Unhurried, we turned what could have been a three-hour drive into an easy-going, day-long expedition. Hours were spent exploring thin blue lines on maps and the unfamiliar dirt roads that would get us to hopefully fishy water. That time was rewarded with wild fish. One of us had to be satisfied with drifting a fly well enough to at least provoke strikes. We stumbled over boulders and walked through cold, clear waters on both the east and west slopes of Stevens Pass. Passed up less welcoming waters and greedily eyed a pod of big fish, fish too smart or wary to tempt. We stayed where we wanted as long as we wanted, and when the urge struck, we again headed east for a few or more miles before searching new water along another dirt road.

Often the best aspect of a destination is the journey required to get there. It’s all the better if that travel takes you out of your comfort zone. That’s now part of the nature of our Bro’ Trip™.

It was during June eight years ago that the rough outline – or at least the possibility – of an annual Bro’ Trip™ took form. Such traditions don’t just happen. They require work.

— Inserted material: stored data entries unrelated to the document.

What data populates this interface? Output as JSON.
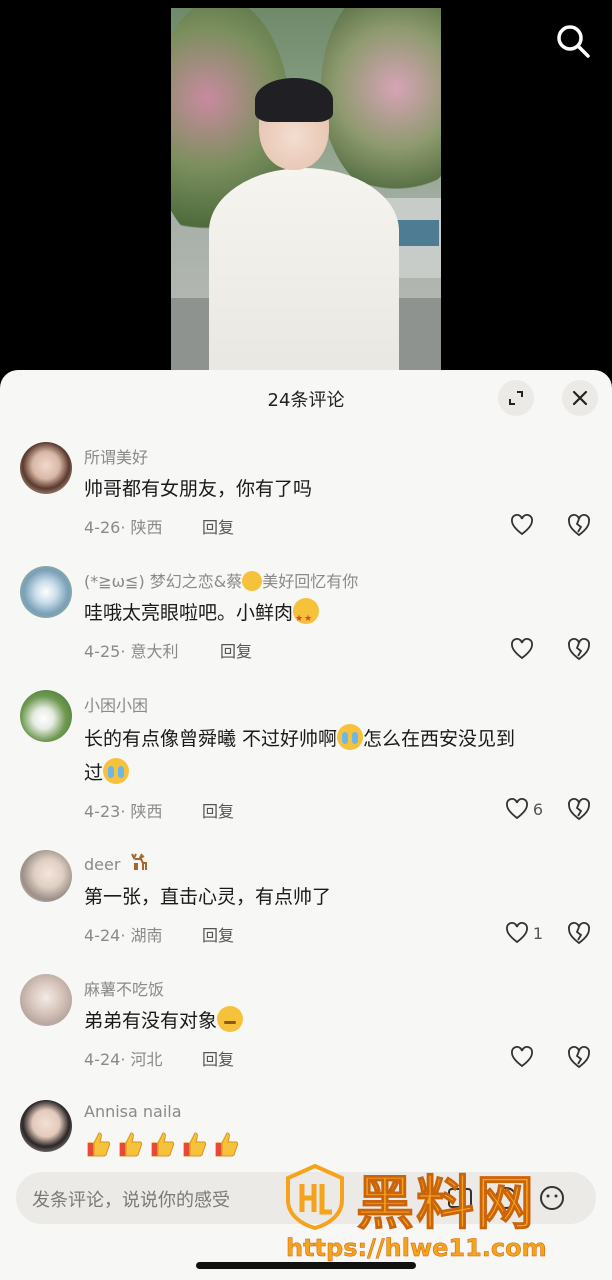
{
  "header": {
    "comment_count_title": "24条评论"
  },
  "comments": [
    {
      "username": "所谓美好",
      "text": "帅哥都有女朋友，你有了吗",
      "date_location": "4-26· 陕西",
      "reply_label": "回复",
      "like_count": ""
    },
    {
      "username": "(*≧ω≦) 梦幻之恋&蔡",
      "username_tail": "美好回忆有你",
      "text": "哇哦太亮眼啦吧。小鲜肉",
      "date_location": "4-25· 意大利",
      "reply_label": "回复",
      "like_count": ""
    },
    {
      "username": "小困小困",
      "text_part1": "长的有点像曾舜曦  不过好帅啊",
      "text_part2": "怎么在西安没见到",
      "text_part3": "过",
      "date_location": "4-23· 陕西",
      "reply_label": "回复",
      "like_count": "6"
    },
    {
      "username": "deer",
      "text": "第一张，直击心灵，有点帅了",
      "date_location": "4-24· 湖南",
      "reply_label": "回复",
      "like_count": "1"
    },
    {
      "username": "麻薯不吃饭",
      "text": "弟弟有没有对象",
      "date_location": "4-24· 河北",
      "reply_label": "回复",
      "like_count": ""
    },
    {
      "username": "Annisa naila",
      "emoji_summary": "thumbs-up x5"
    }
  ],
  "input": {
    "placeholder": "发条评论，说说你的感受"
  },
  "watermark": {
    "title": "黑料网",
    "url": "https://hlwe11.com"
  },
  "colors": {
    "sheet_bg": "#f7f7f5",
    "username": "#8a8a8a",
    "watermark": "#f7a21b"
  }
}
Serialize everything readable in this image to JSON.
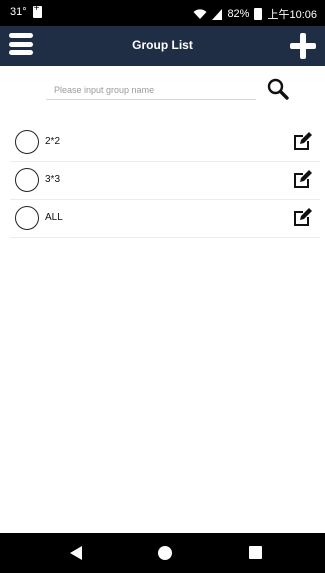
{
  "status_bar": {
    "temperature": "31°",
    "battery_percent": "82%",
    "time": "上午10:06"
  },
  "header": {
    "title": "Group List"
  },
  "search": {
    "placeholder": "Please input group name",
    "value": ""
  },
  "groups": [
    {
      "name": "2*2"
    },
    {
      "name": "3*3"
    },
    {
      "name": "ALL"
    }
  ],
  "colors": {
    "app_bar": "#1f2e45",
    "status_bar": "#000000",
    "nav_bar": "#000000"
  },
  "icons": {
    "menu": "hamburger-menu-icon",
    "add": "plus-icon",
    "search": "magnifier-icon",
    "edit": "pencil-square-icon",
    "back": "triangle-back-icon",
    "home": "circle-home-icon",
    "recent": "square-recent-icon"
  }
}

Back in 2008, our trip was about taking Dad fishing in Alaska, something he’d talked about but never followed up on. We spent four days of fishing for salmon and halibut out of a Kenai River lodge. Today, our Bro’ Trip™ is more modest but still adventures that include discovery and often take us to new places.

We easily throw trip ideas back and forth at the start of a new year before getting down to the real work: scheduling. We’re not retired or self-employed. Mark has two young boys. Side projects – Neighborhood Watch, college classes, and website work for my fly fishing club and the IWFF and NCCFFF (two other fly fishing groups), demand my regular attention. We both try to plan family vacations each year. Mark takes the boys camping and the whole family to various destinations. My wife likes cruises. Thankfully, both our wives support the allotment of some time for brothers to be brothers, and to sometimes act like boys.

After my banzai run up I-5 and the visit with the parents, I met up with Mark and family Sunday evening. He was barbecuing kokanee that was swimming earlier that morning. I was pretty ready to roll out the next morning. Mark wasn’t. It didn’t bother me much that he wasn’t ready. I’ve made a conscious effort over the years to avoiding worrying when it’s not necessary. And it’s definitely not necessary on vacation.

By midmorning the next day we turned off Hwy 2 and headed down a Forest Service Road toward Money Creek. Like many of the waters we’d fish that week, Money Creek is small pocket. The type of creek that attracts very few people, most likely fly fishermen with self-esteem issues. But its small dry fly water is worth a few casts. We were a bit too heavily armed, perhaps optimistically, with 3 wt. rods. We agreed to meet at the next bend to decide on whether we would extend our stay.

The weather was warm enough to allow wet wading but the water cool enough for the fish. Dense forest shaded both banks, their branches demanded care when casting unless we stepped into the water to make an upstream cast, which is my favorite tactic on previously unvisited water. The first step into the water was mildly shocking.

It’d been too long since I last laid hand to a fly rod, but the old muscle memory came back fast enough to generally place flies where trout might be looking. Without a visible hatch and expecting these to be wild and relatively unmolested fish, both Mark and I had tied on stimulator flies of one kind or another: Mark’s with an orange body, mine in yellow. The color didn’t matter; both were about size 16.

Quick strikes confirmed my guess; the trout were there. However, a lack of hookups suggested my fly was too big.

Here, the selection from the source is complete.